LA FEVIA ANALYSE 2013 POUR ALLER DE L’AVANT EN 2014
La fédération belge de l’industrie alimentaire ( FEVIA ) a présenté, ce mercredi, son rapport sur le développement économique de 2013 et ses perspectives pour 2014.
En 2013, le secteur de l’industrie alimentaire a connu une faible croissance de 1,5%. Timide certes, mais qui lui a quand même permis de s’imposer comme le secteur industriel le plus important en Belgique. Il s’est distingué en termes de chiffre d’affaires, d’exportations et d’emploi. Les résultats ne sont, cependant, pas à la hauteur des objectifs de croissance ambitieux que s’était donné la fédération.

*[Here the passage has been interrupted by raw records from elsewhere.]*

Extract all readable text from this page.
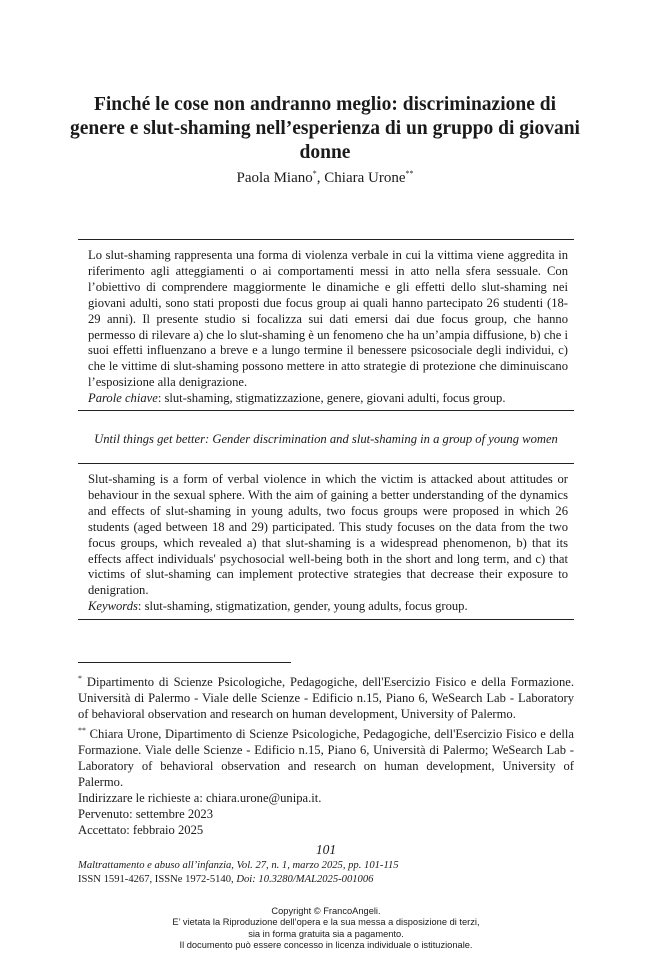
Finché le cose non andranno meglio: discriminazione di genere e slut-shaming nell’esperienza di un gruppo di giovani donne
Paola Miano*, Chiara Urone**

Lo slut-shaming rappresenta una forma di violenza verbale in cui la vittima viene aggredita in riferimento agli atteggiamenti o ai comportamenti messi in atto nella sfera sessuale. Con l’obiettivo di comprendere maggiormente le dinamiche e gli effetti dello slut-shaming nei giovani adulti, sono stati proposti due focus group ai quali hanno partecipato 26 studenti (18-29 anni). Il presente studio si focalizza sui dati emersi dai due focus group, che hanno permesso di rilevare a) che lo slut-shaming è un fenomeno che ha un’ampia diffusione, b) che i suoi effetti influenzano a breve e a lungo termine il benessere psicosociale degli individui, c) che le vittime di slut-shaming possono mettere in atto strategie di protezione che diminuiscano l’esposizione alla denigrazione.

Parole chiave: slut-shaming, stigmatizzazione, genere, giovani adulti, focus group.

Until things get better: Gender discrimination and slut-shaming in a group of young women

Slut-shaming is a form of verbal violence in which the victim is attacked about attitudes or behaviour in the sexual sphere. With the aim of gaining a better understanding of the dynamics and effects of slut-shaming in young adults, two focus groups were proposed in which 26 students (aged between 18 and 29) participated. This study focuses on the data from the two focus groups, which revealed a) that slut-shaming is a widespread phenomenon, b) that its effects affect individuals' psychosocial well-being both in the short and long term, and c) that victims of slut-shaming can implement protective strategies that decrease their exposure to denigration.

Keywords: slut-shaming, stigmatization, gender, young adults, focus group.

* Dipartimento di Scienze Psicologiche, Pedagogiche, dell'Esercizio Fisico e della Formazione. Università di Palermo - Viale delle Scienze - Edificio n.15, Piano 6, WeSearch Lab - Laboratory of behavioral observation and research on human development, University of Palermo.

** Chiara Urone, Dipartimento di Scienze Psicologiche, Pedagogiche, dell'Esercizio Fisico e della Formazione. Viale delle Scienze - Edificio n.15, Piano 6, Università di Palermo; WeSearch Lab - Laboratory of behavioral observation and research on human development, University of Palermo.

Indirizzare le richieste a: chiara.urone@unipa.it.

Pervenuto: settembre 2023

Accettato: febbraio 2025

101
Maltrattamento e abuso all’infanzia, Vol. 27, n. 1, marzo 2025, pp. 101-115
ISSN 1591-4267, ISSNe 1972-5140, Doi: 10.3280/MAL2025-001006
Copyright © FrancoAngeli.
E’ vietata la Riproduzione dell’opera e la sua messa a disposizione di terzi,
sia in forma gratuita sia a pagamento.
Il documento può essere concesso in licenza individuale o istituzionale.
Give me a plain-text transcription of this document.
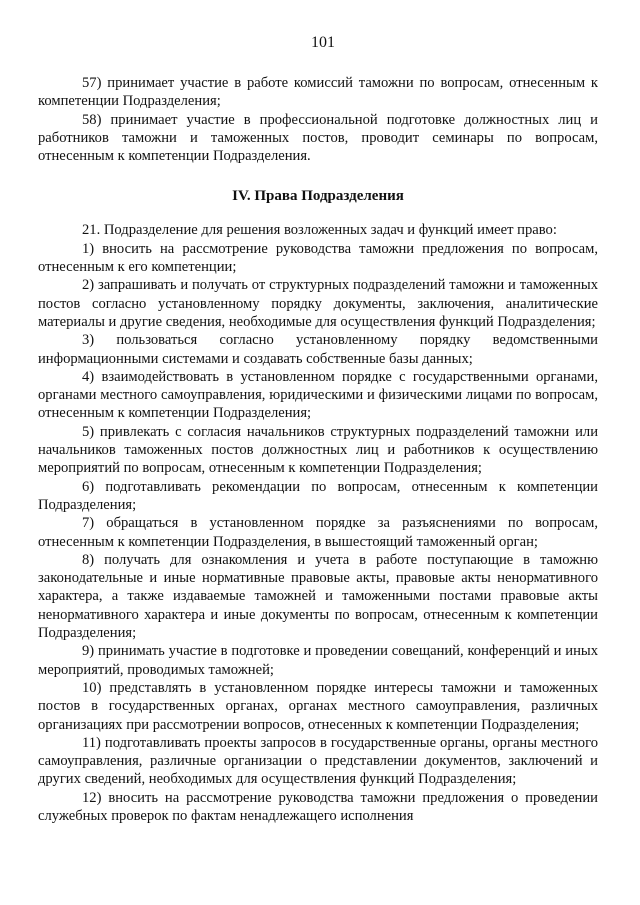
101

57) принимает участие в работе комиссий таможни по вопросам, отнесенным к компетенции Подразделения;

58) принимает участие в профессиональной подготовке должностных лиц и работников таможни и таможенных постов, проводит семинары по вопросам, отнесенным к компетенции Подразделения.

IV. Права Подразделения

21. Подразделение для решения возложенных задач и функций имеет право:

1) вносить на рассмотрение руководства таможни предложения по вопросам, отнесенным к его компетенции;

2) запрашивать и получать от структурных подразделений таможни и таможенных постов согласно установленному порядку документы, заключения, аналитические материалы и другие сведения, необходимые для осуществления функций Подразделения;

3) пользоваться согласно установленному порядку ведомственными информационными системами и создавать собственные базы данных;

4) взаимодействовать в установленном порядке с государственными органами, органами местного самоуправления, юридическими и физическими лицами по вопросам, отнесенным к компетенции Подразделения;

5) привлекать с согласия начальников структурных подразделений таможни или начальников таможенных постов должностных лиц и работников к осуществлению мероприятий по вопросам, отнесенным к компетенции Подразделения;

6) подготавливать рекомендации по вопросам, отнесенным к компетенции Подразделения;

7) обращаться в установленном порядке за разъяснениями по вопросам, отнесенным к компетенции Подразделения, в вышестоящий таможенный орган;

8) получать для ознакомления и учета в работе поступающие в таможню законодательные и иные нормативные правовые акты, правовые акты ненормативного характера, а также издаваемые таможней и таможенными постами правовые акты ненормативного характера и иные документы по вопросам, отнесенным к компетенции Подразделения;

9) принимать участие в подготовке и проведении совещаний, конференций и иных мероприятий, проводимых таможней;

10) представлять в установленном порядке интересы таможни и таможенных постов в государственных органах, органах местного самоуправления, различных организациях при рассмотрении вопросов, отнесенных к компетенции Подразделения;

11) подготавливать проекты запросов в государственные органы, органы местного самоуправления, различные организации о представлении документов, заключений и других сведений, необходимых для осуществления функций Подразделения;

12) вносить на рассмотрение руководства таможни предложения о проведении служебных проверок по фактам ненадлежащего исполнения
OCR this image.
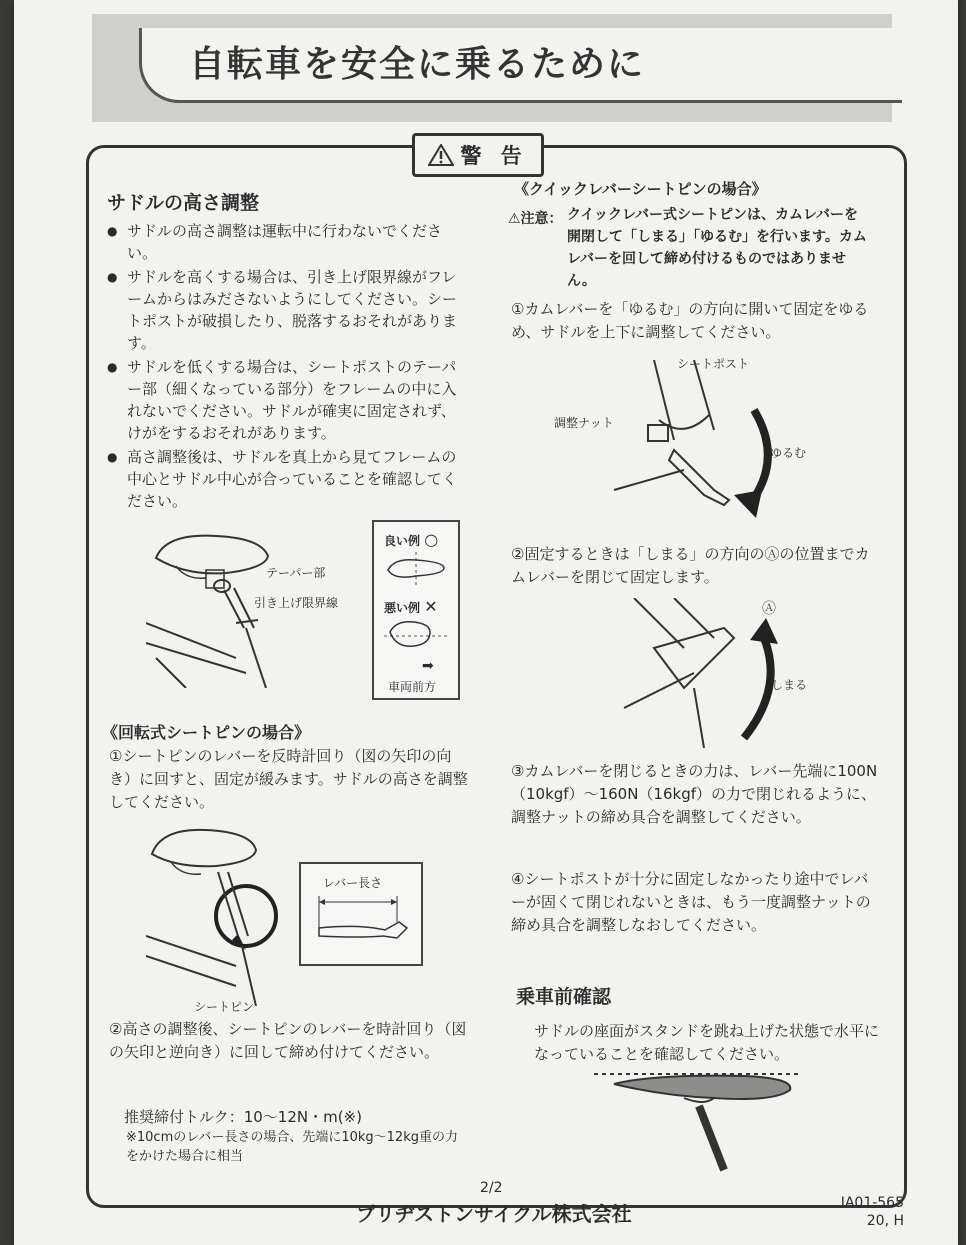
自転車を安全に乗るために
警 告
サドルの高さ調整
● サドルの高さ調整は運転中に行わないでください。
● サドルを高くする場合は、引き上げ限界線がフレームからはみださないようにしてください。シートポストが破損したり、脱落するおそれがあります。
● サドルを低くする場合は、シートポストのテーパー部（細くなっている部分）をフレームの中に入れないでください。サドルが確実に固定されず、けがをするおそれがあります。
● 高さ調整後は、サドルを真上から見てフレームの中心とサドル中心が合っていることを確認してください。
テーパー部
引き上げ限界線
良い例 ○
悪い例 ✕
➡
車両前方
《回転式シートピンの場合》
①シートピンのレバーを反時計回り（図の矢印の向き）に回すと、固定が緩みます。サドルの高さを調整してください。
シートピン
レバー長さ
②高さの調整後、シートピンのレバーを時計回り（図の矢印と逆向き）に回して締め付けてください。
推奨締付トルク：10〜12N・m(※)
※10cmのレバー長さの場合、先端に10kg〜12kg重の力をかけた場合に相当
《クイックレバーシートピンの場合》
⚠注意： クイックレバー式シートピンは、カムレバーを開閉して「しまる」「ゆるむ」を行います。カムレバーを回して締め付けるものではありません。
①カムレバーを「ゆるむ」の方向に開いて固定をゆるめ、サドルを上下に調整してください。
シートポスト
調整ナット
ゆるむ
②固定するときは「しまる」の方向のⒶの位置までカムレバーを閉じて固定します。
Ⓐ
しまる
③カムレバーを閉じるときの力は、レバー先端に100N（10kgf）〜160N（16kgf）の力で閉じれるように、調整ナットの締め具合を調整してください。
④シートポストが十分に固定しなかったり途中でレバーが固くて閉じれないときは、もう一度調整ナットの締め具合を調整しなおしてください。
乗車前確認
サドルの座面がスタンドを跳ね上げた状態で水平になっていることを確認してください。
2/2
ブリヂストンサイクル株式会社	IA01-565
20, H
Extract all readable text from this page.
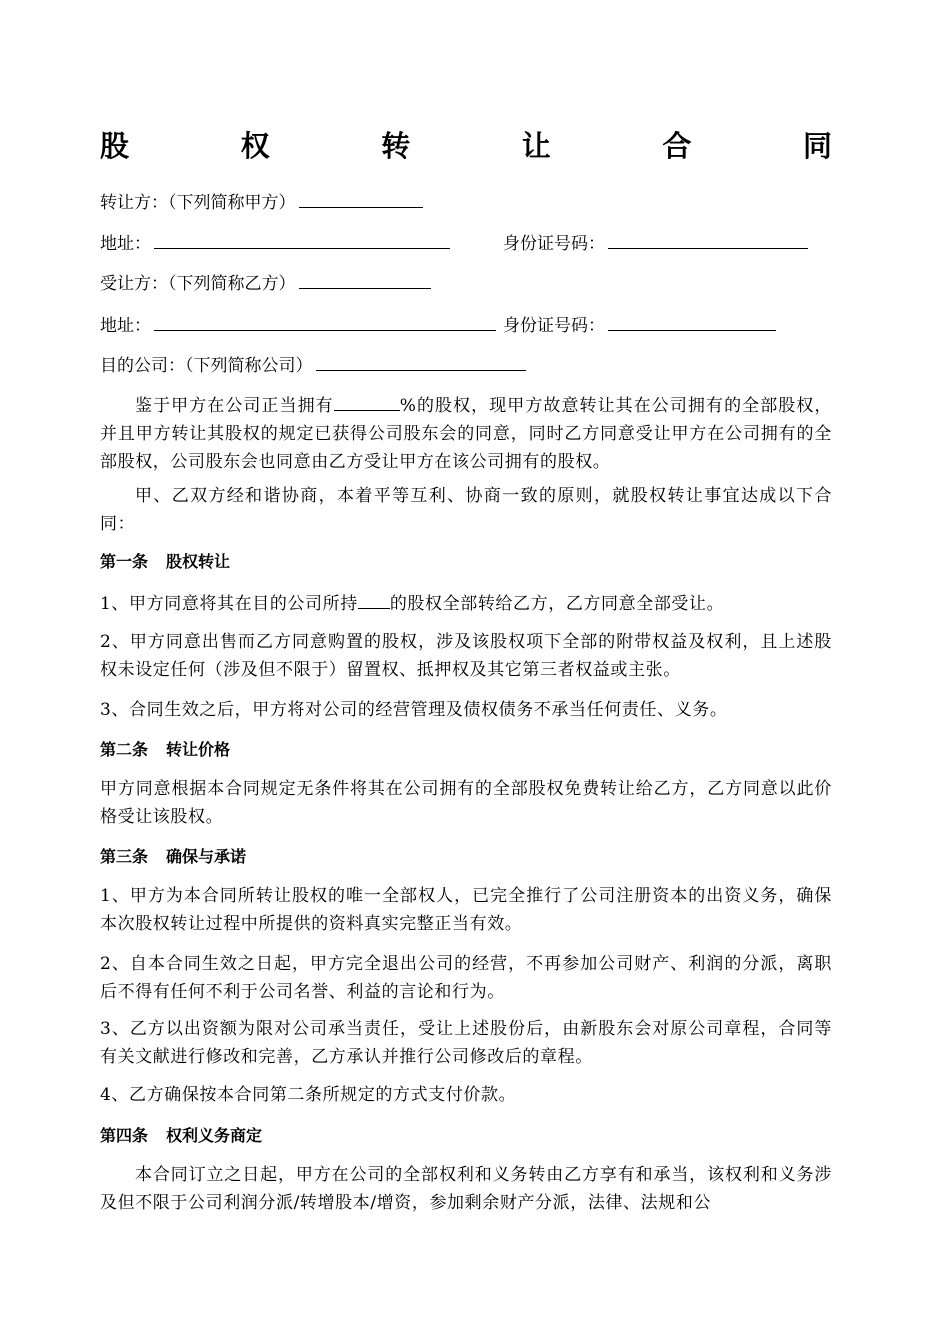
股	权	转	让	合	同
转让方：（下列简称甲方）
地址：	身份证号码：
受让方：（下列简称乙方）
地址：	身份证号码：
目的公司：（下列简称公司）
鉴于甲方在公司正当拥有	%的股权，现甲方故意转让其在公司拥有的全部股权，并且甲方转让其股权的规定已获得公司股东会的同意，同时乙方同意受让甲方在公司拥有的全部股权，公司股东会也同意由乙方受让甲方在该公司拥有的股权。
甲、乙双方经和谐协商，本着平等互利、协商一致的原则，就股权转让事宜达成以下合同：
第一条 股权转让
1、甲方同意将其在目的公司所持 的股权全部转给乙方，乙方同意全部受让。
2、甲方同意出售而乙方同意购置的股权，涉及该股权项下全部的附带权益及权利，且上述股权未设定任何（涉及但不限于）留置权、抵押权及其它第三者权益或主张。
3、合同生效之后，甲方将对公司的经营管理及债权债务不承当任何责任、义务。
第二条 转让价格
甲方同意根据本合同规定无条件将其在公司拥有的全部股权免费转让给乙方，乙方同意以此价格受让该股权。
第三条 确保与承诺
1、甲方为本合同所转让股权的唯一全部权人，已完全推行了公司注册资本的出资义务，确保本次股权转让过程中所提供的资料真实完整正当有效。
2、自本合同生效之日起，甲方完全退出公司的经营，不再参加公司财产、利润的分派，离职后不得有任何不利于公司名誉、利益的言论和行为。
3、乙方以出资额为限对公司承当责任，受让上述股份后，由新股东会对原公司章程，合同等有关文献进行修改和完善，乙方承认并推行公司修改后的章程。
4、乙方确保按本合同第二条所规定的方式支付价款。
第四条 权利义务商定
本合同订立之日起，甲方在公司的全部权利和义务转由乙方享有和承当，该权利和义务涉及但不限于公司利润分派/转增股本/增资，参加剩余财产分派，法律、法规和公
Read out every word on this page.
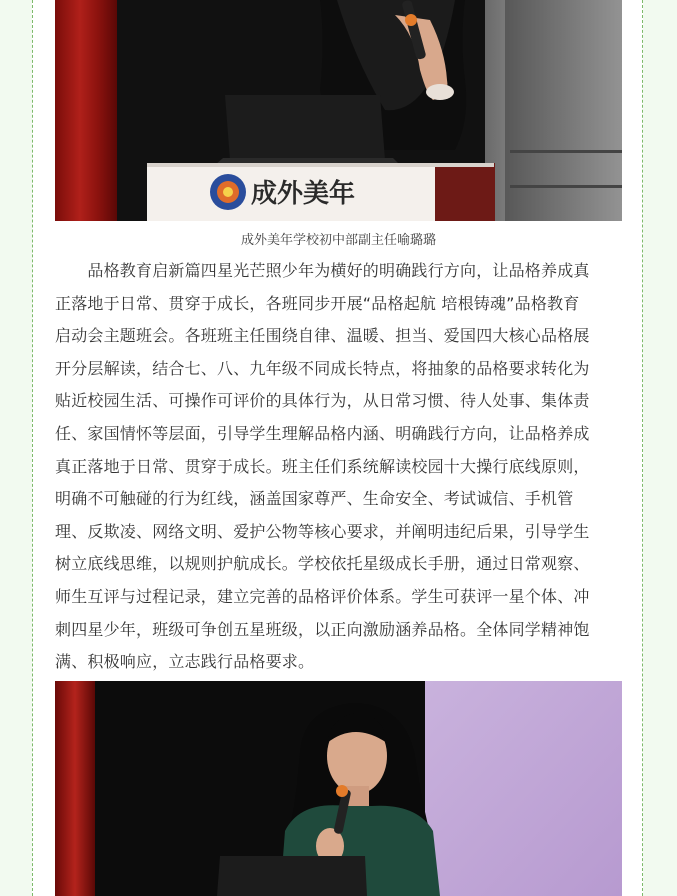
成外美年
成外美年学校初中部副主任喻璐璐
　　品格教育启新篇四星光芒照少年为横好的明确践行方向，让品格养成真
正落地于日常、贯穿于成长，各班同步开展“品格起航 培根铸魂”品格教育
启动会主题班会。各班班主任围绕自律、温暖、担当、爱国四大核心品格展
开分层解读，结合七、八、九年级不同成长特点，将抽象的品格要求转化为
贴近校园生活、可操作可评价的具体行为，从日常习惯、待人处事、集体责
任、家国情怀等层面，引导学生理解品格内涵、明确践行方向，让品格养成
真正落地于日常、贯穿于成长。班主任们系统解读校园十大操行底线原则，
明确不可触碰的行为红线，涵盖国家尊严、生命安全、考试诚信、手机管
理、反欺凌、网络文明、爱护公物等核心要求，并阐明违纪后果，引导学生
树立底线思维，以规则护航成长。学校依托星级成长手册，通过日常观察、
师生互评与过程记录，建立完善的品格评价体系。学生可获评一星个体、冲
刺四星少年，班级可争创五星班级，以正向激励涵养品格。全体同学精神饱
满、积极响应，立志践行品格要求。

Centrée sur trois points forts qui sont la qualité, l’innovation et la diversité, l’industrie alimentaire est un secteur au potentiel de croissance important. En 2013, la FEVIA a travaillé sur la qualité de ses produits. L’amélioration de la qualité nutritionnelle en était un axe central. En terme d’innovation de produits et de processus, la Belgique se distingue légèrement de ses voisins. La fédération s’en réjouit mais ne relâche pas ses efforts pour autant. Concernant le troisième point fort, la diversité, Bernard Deryckere, le président de la FEVIA, est fier de montrer que l’exportation était répartie presque également entre les groupes de produits. En effet, la Belgique a exporté de manière plus ou moins équilibrée les viandes, les produits laitiers, les boissons, le cacao et les préparations à base de cacao et les légumes. On observe aussi une grande mixité dans les catégories de produits.
En 2014, c’est l’heure des choix. Mais pour poursuivre sa croissance, la FEVIA demande que des mesures strictes soient prises dans trois domaines; la compétitivité en termes de coûts, le marché du travail et l’innovation. C’est pourquoi l’organisme fait appel aux pouvoirs fédéraux et régionaux. Chris Moris, le directeur général de la FEVIA, affirme : » Ne pas grandir c’est reculer et nous espérons que le fédéral et le régional nous soutiendra ».
D’autre part, le secteur de l’industrie alimentaire reste en demande d’emploi constante. Bernard Deryckere estime que 10.000 nouveaux emplois sont nécessaires chaque année dans le domaine. La fédération aspire donc à créer de l’emploi en Belgique. Mais comme le répète le président : « Il faut des mesures structurelles pour se diriger vers un marché de travail dynamique pour les belges ».
2013 fut donc pour Bernard Deryckere « une bonne année mais pas assez bonne pour mettre dans les annales ». Le président reste tout de même optimiste pour 2014 et espère que des mesures de soutien urgentes seront prises de la part des différents gouvernements.